Marcinho VP, Oruam e mais familiares são denunciados por lavagem de dinheiro

O Ministério Público do Rio de Janeiro denunciou o traficante Marcinho VP, sua esposa Márcia Gama, seu filho rapper Oruam e mais nove pessoas por crimes de lavagem de dinheiro e organização criminosa. A investigação revelou que, mesmo após mais de 20 anos de prisão, Marcinho VP mantém significativa influência sobre a facção Comando Vermelho, utilizando sua esposa como gestora financeira de um esquema de lavagem de dinheiro proveniente do tráfico de drogas. Márcia Gama é acusada de receber recursos não apenas de Marcinho, mas também de outros líderes do Comando Vermelho, como Edgar Alves de Andrade (Doca), Wilton Carlos Rabello Quintanilha (Abelha) e Luciano Martiniano (Pezão).
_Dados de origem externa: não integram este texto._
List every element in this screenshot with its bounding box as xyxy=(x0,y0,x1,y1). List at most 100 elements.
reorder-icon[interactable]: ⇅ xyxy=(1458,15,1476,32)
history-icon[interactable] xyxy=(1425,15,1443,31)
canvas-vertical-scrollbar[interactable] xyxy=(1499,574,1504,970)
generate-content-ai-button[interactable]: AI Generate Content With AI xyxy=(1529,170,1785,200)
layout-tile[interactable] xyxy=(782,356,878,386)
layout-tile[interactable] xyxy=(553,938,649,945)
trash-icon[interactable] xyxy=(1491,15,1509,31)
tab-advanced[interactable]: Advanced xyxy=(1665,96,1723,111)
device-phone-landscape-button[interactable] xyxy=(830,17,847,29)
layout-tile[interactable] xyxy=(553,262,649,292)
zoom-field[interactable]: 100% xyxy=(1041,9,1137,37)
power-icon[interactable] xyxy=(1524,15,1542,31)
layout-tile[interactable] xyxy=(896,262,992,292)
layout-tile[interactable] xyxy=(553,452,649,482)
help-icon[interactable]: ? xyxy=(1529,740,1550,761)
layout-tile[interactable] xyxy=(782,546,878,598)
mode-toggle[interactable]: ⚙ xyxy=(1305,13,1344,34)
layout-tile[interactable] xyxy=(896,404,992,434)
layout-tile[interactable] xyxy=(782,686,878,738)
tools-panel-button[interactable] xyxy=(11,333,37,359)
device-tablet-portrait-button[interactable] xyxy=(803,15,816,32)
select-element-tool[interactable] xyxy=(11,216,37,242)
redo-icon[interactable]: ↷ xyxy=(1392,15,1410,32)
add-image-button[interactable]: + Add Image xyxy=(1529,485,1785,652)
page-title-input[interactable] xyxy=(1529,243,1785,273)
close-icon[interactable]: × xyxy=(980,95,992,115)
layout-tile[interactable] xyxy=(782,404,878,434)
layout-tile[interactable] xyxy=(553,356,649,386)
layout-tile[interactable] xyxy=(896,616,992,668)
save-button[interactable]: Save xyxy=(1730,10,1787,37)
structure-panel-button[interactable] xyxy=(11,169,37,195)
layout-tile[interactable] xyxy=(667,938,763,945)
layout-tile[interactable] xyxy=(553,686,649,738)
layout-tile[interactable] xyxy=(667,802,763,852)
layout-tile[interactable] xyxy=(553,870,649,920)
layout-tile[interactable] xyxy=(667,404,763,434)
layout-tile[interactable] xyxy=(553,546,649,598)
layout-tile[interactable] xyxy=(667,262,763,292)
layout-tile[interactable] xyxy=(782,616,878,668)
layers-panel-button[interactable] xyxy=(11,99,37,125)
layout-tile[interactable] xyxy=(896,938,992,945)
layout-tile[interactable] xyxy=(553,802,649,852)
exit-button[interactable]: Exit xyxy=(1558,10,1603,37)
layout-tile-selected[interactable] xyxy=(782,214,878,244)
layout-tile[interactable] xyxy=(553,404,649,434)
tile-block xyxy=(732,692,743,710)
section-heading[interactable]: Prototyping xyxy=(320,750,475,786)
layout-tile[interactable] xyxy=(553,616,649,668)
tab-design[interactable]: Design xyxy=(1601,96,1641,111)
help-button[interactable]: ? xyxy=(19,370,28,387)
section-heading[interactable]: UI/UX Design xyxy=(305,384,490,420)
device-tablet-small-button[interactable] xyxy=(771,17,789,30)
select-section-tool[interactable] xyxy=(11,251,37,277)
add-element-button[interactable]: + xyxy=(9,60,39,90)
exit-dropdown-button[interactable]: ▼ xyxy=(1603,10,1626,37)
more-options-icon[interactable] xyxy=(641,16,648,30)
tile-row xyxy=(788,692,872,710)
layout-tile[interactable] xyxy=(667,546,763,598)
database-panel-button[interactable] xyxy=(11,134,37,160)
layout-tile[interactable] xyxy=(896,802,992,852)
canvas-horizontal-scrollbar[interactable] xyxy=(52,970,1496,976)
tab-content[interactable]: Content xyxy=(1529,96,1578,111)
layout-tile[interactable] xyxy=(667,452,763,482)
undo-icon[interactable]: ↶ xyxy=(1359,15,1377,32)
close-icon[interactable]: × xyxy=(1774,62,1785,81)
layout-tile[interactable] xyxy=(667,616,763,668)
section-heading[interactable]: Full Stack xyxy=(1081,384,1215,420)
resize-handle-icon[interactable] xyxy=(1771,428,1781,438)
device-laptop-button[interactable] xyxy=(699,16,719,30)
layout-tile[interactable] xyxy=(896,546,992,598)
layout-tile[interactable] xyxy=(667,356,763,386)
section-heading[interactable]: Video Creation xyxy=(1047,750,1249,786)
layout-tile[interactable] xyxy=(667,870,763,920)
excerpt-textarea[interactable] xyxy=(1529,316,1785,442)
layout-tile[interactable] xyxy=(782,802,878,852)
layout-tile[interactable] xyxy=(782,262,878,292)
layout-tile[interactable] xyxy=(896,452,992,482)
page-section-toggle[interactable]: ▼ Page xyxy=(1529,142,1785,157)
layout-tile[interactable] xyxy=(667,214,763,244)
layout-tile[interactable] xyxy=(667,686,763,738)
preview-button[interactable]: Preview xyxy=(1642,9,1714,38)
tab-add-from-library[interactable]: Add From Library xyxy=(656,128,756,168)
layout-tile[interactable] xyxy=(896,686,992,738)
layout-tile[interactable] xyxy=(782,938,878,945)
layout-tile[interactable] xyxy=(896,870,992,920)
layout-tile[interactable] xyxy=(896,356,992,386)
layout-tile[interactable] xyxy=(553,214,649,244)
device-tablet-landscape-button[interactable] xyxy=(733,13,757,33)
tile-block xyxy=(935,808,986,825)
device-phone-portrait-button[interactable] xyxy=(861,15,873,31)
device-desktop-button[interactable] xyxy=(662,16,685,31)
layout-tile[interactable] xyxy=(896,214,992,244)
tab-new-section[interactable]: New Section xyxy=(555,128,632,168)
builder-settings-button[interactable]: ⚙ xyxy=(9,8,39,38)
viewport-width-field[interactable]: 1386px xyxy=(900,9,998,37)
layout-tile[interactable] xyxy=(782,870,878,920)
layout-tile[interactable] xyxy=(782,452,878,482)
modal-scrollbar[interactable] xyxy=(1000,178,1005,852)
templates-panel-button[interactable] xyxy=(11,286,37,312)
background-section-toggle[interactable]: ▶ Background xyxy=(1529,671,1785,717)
Para ocultar o patrimônio adquirido com o tráfico, Márcia administrou diversos estabelecimentos comerciais, imóveis e fazendas, atuando como um elo crucial na gestão financeira da organização criminosa. O rapper Oruam, por sua vez, é descrito como “beneficiário direto” desse esquema, recebendo dinheiro ilícito para promover sua carreira musical e dissimular a origem dos fundos. As investigações indicam que outros traficantes, como Doca e Pezão, financiaram despesas pessoais, viagens e festas de Oruam.

A estrutura da organização criminosa foi dividida em quatro núcleos distintos. O primeiro é o núcleo de liderança encarcerada, representado por Marcinho VP, que ainda exerce controle sobre a movimentação de recursos e decisões estratégicas, mesmo do cárcere. O segundo núcleo é o familiar, composto por Márcia, Oruam e Lucas Nepomuceno, que intermedeia ordens e gerencia os ativos. O terceiro núcleo, de suporte operacional, inclui Carlos Alexandre Martins da Silva, Luiz Paulo Silva de Souza (Magrão) e Jeferson Lima Assis, responsáveis por ajudar na lavagem de dinheiro e atuando como “testas de ferro”. Por último, o núcleo de liderança operacional, que inclui Doca, Abelha, Pezão, Eduardo Fernandes de Oliveira (2D) e Ederson José Gonçalves Leite (Sam), é encarregado de executar as práticas criminosas nas comunidades, recebendo e redistribuindo os valores provenientes do tráfico.

Recentemente, Oruam, Márcia e Lucas foram alvo de mandados de prisão emitidos pela Polícia Civil, mas não foram encontrados. A defesa de Márcia alegou que ela estava em viagem e negou qualquer envolvimento com as atividades criminosas. A denúncia e as investigações revelam a complexidade do funcionamento da facção criminosa, que se mantém ativa e influente, mesmo diante da prisão de seus líderes, utilizando estratégias sofisticadas para ocultar suas operações e garantir a continuidade do tráfico de drogas e a lavagem de dinheiro. A situação evidencia os desafios enfrentados pelas autoridades na luta contra o crime organizado e a necessidade de desmantelar essas redes que se perpetuam através de laços familiares e articulações financeiras.